FAIMA has written a letter to the Ministry of Health raising concerns over mental health issues among medical students. They claim that “less awareness about mental health issues" has left to “an increase in suicide attempts among young doctors". Calling residents the “pillars of the health system of this country" FAIMA said, “We have seen the issuance of suggestions from the NMC regarding providing weekly offs and leaves during residencies, however, there has been n implementation on the ground," they said.

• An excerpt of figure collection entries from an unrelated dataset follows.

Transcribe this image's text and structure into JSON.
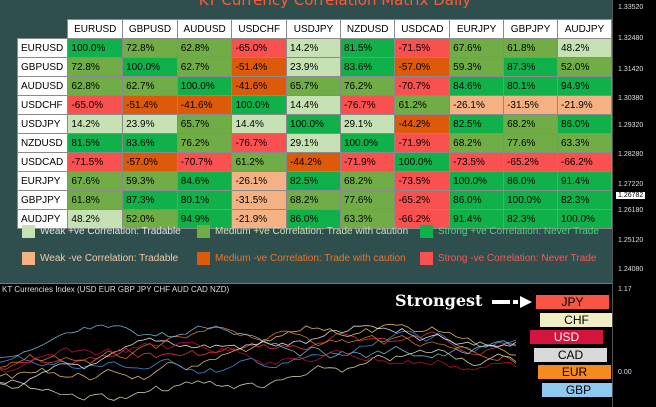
{
  "title": "KT Currency Correlation Matrix Daily",
  "columns": [
    "EURUSD",
    "GBPUSD",
    "AUDUSD",
    "USDCHF",
    "USDJPY",
    "NZDUSD",
    "USDCAD",
    "EURJPY",
    "GBPJPY",
    "AUDJPY"
  ],
  "rows": [
    {
      "label": "EURUSD",
      "values": [
        "100.0%",
        "72.8%",
        "62.8%",
        "-65.0%",
        "14.2%",
        "81.5%",
        "-71.5%",
        "67.6%",
        "61.8%",
        "48.2%"
      ]
    },
    {
      "label": "GBPUSD",
      "values": [
        "72.8%",
        "100.0%",
        "62.7%",
        "-51.4%",
        "23.9%",
        "83.6%",
        "-57.0%",
        "59.3%",
        "87.3%",
        "52.0%"
      ]
    },
    {
      "label": "AUDUSD",
      "values": [
        "62.8%",
        "62.7%",
        "100.0%",
        "-41.6%",
        "65.7%",
        "76.2%",
        "-70.7%",
        "84.6%",
        "80.1%",
        "94.9%"
      ]
    },
    {
      "label": "USDCHF",
      "values": [
        "-65.0%",
        "-51.4%",
        "-41.6%",
        "100.0%",
        "14.4%",
        "-76.7%",
        "61.2%",
        "-26.1%",
        "-31.5%",
        "-21.9%"
      ]
    },
    {
      "label": "USDJPY",
      "values": [
        "14.2%",
        "23.9%",
        "65.7%",
        "14.4%",
        "100.0%",
        "29.1%",
        "-44.2%",
        "82.5%",
        "68.2%",
        "86.0%"
      ]
    },
    {
      "label": "NZDUSD",
      "values": [
        "81.5%",
        "83.6%",
        "76.2%",
        "-76.7%",
        "29.1%",
        "100.0%",
        "-71.9%",
        "68.2%",
        "77.6%",
        "63.3%"
      ]
    },
    {
      "label": "USDCAD",
      "values": [
        "-71.5%",
        "-57.0%",
        "-70.7%",
        "61.2%",
        "-44.2%",
        "-71.9%",
        "100.0%",
        "-73.5%",
        "-65.2%",
        "-66.2%"
      ]
    },
    {
      "label": "EURJPY",
      "values": [
        "67.6%",
        "59.3%",
        "84.6%",
        "-26.1%",
        "82.5%",
        "68.2%",
        "-73.5%",
        "100.0%",
        "86.0%",
        "91.4%"
      ]
    },
    {
      "label": "GBPJPY",
      "values": [
        "61.8%",
        "87.3%",
        "80.1%",
        "-31.5%",
        "68.2%",
        "77.6%",
        "-65.2%",
        "86.0%",
        "100.0%",
        "82.3%"
      ]
    },
    {
      "label": "AUDJPY",
      "values": [
        "48.2%",
        "52.0%",
        "94.9%",
        "-21.9%",
        "86.0%",
        "63.3%",
        "-66.2%",
        "91.4%",
        "82.3%",
        "100.0%"
      ]
    }
  ],
  "colors": {
    "weak_pos": "#c6e2b4",
    "medium_pos": "#70ad47",
    "strong_pos": "#10b14b",
    "weak_neg": "#f4b183",
    "medium_neg": "#dd5a0a",
    "strong_neg": "#f95050",
    "neutral": "#ffffff"
  },
  "legend": [
    {
      "label": "Weak +ve Correlation: Tradable",
      "color": "#c6e2b4",
      "text_color": "#e0e0e0"
    },
    {
      "label": "Medium +ve Correlation: Trade with caution",
      "color": "#70ad47",
      "text_color": "#c9e3b0"
    },
    {
      "label": "Strong +ve Correlation: Never Trade",
      "color": "#10b14b",
      "text_color": "#3ddc74"
    },
    {
      "label": "Weak -ve Correlation: Tradable",
      "color": "#f4b183",
      "text_color": "#f8c9a6"
    },
    {
      "label": "Medium -ve Correlation: Trade with caution",
      "color": "#dd5a0a",
      "text_color": "#f07224"
    },
    {
      "label": "Strong -ve Correlation: Never Trade",
      "color": "#f95050",
      "text_color": "#ff5555"
    }
  ],
  "indicator": {
    "title": "KT Currencies Index (USD EUR GBP JPY CHF AUD CAD NZD)",
    "strongest_label": "Strongest",
    "ranking": [
      {
        "name": "JPY",
        "bg": "#f85545",
        "fg": "#000000"
      },
      {
        "name": "CHF",
        "bg": "#f2eec4",
        "fg": "#000000"
      },
      {
        "name": "USD",
        "bg": "#d3143c",
        "fg": "#ffffff"
      },
      {
        "name": "CAD",
        "bg": "#d9d9d9",
        "fg": "#000000"
      },
      {
        "name": "EUR",
        "bg": "#f58a1f",
        "fg": "#000000"
      },
      {
        "name": "GBP",
        "bg": "#8ec9f0",
        "fg": "#000000"
      }
    ]
  },
  "price_axis": [
    "1.33520",
    "1.32480",
    "1.31420",
    "1.30380",
    "1.29320",
    "1.28280",
    "1.27220",
    "1.26782",
    "1.26180",
    "1.25120",
    "1.24080"
  ],
  "price_axis_highlight": "1.26782",
  "indicator_axis": [
    "1.17",
    "0.00"
  ]
}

“The overworked and overburdened residents are in depression, anxiety and various mental health problems due to sleep depreciation, lack of proper meals, lack of support etc which are directly and indirectly harming the health of our residents and students," read the letter.
Asking the government to look into the issues urgently the doctors’ association stated, “the unfortunate loss of many of our brilliant trainees due to mental health problems and suicides is not only the loss of their families but a great loss for the whole nation."
The FAIMA has asked for a reduction of workload of interns and residents, adequate resource allocation for work which does not require medical skills or knowledge, mental health awareness progrmmes, annual health and mental health check-ups for medical students, starting a mentorship system, a faculty appointed for each resident, recreational activities, and compulsory one week leave in three months of residency.